Alors pour être dérisoire, c'était dérisoire. Eddie n'y avait jamais cru, à cette science infuse de la psychologie, à cette manipulation de l'esprit pour pousser à dire ce qui ne va pas. D'ailleurs ça le faisait flipper plus qu'autre chose, il n'aimait pas penser que quelqu'un pouvait jouer avec son cerveau comme bon lui semblait.

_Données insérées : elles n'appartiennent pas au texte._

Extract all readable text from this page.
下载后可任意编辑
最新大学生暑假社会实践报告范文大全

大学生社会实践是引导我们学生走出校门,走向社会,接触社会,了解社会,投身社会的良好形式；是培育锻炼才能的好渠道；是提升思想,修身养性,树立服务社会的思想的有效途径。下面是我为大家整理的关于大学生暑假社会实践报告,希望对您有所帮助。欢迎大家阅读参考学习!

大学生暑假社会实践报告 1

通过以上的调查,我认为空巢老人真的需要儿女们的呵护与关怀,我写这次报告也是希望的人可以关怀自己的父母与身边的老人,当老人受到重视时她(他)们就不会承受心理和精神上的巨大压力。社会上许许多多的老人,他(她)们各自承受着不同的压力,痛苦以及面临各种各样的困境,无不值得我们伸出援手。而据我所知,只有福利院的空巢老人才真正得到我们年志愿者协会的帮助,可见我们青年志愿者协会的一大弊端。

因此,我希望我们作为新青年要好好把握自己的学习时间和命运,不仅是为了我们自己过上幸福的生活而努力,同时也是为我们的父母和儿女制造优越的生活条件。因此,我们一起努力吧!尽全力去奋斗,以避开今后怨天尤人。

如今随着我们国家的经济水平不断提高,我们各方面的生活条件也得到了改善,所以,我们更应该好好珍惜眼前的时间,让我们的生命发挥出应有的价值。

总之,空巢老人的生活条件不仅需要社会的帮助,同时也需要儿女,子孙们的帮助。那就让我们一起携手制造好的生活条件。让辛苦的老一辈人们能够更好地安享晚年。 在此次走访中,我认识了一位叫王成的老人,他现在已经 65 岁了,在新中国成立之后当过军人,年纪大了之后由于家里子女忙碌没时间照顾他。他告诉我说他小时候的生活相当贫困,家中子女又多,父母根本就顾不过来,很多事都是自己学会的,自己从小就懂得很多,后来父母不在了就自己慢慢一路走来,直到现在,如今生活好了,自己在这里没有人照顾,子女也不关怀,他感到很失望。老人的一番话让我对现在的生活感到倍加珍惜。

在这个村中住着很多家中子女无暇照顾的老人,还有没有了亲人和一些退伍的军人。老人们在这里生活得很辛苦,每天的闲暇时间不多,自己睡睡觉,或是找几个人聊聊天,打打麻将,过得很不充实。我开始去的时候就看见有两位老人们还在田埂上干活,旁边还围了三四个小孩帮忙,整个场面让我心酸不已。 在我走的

Toutefois, il avait obtempéré. Il avait retiré ses chaussures (pour "se mettre à l'aise et créer un espace confortable") et s'était allongé. Pendant près de deux minutes il n'avait fait que retirer les coussins, les remettre, les aplatir, les gonfler, les plier les relever, pour au final les retirer et poser sa tête sur l'accoudoir, bien moins confortable, mais moins compliqué à modeler. Il avait croisé ses mains sur son ventre et avait regardé le plafond, en faisant tourner sa langue dans sa bouche, jusqu'à ce que le regard impatient -et légèrement amusé- du docteur lui fasse tourner la tête et le fasse se sentir terriblement ridicule.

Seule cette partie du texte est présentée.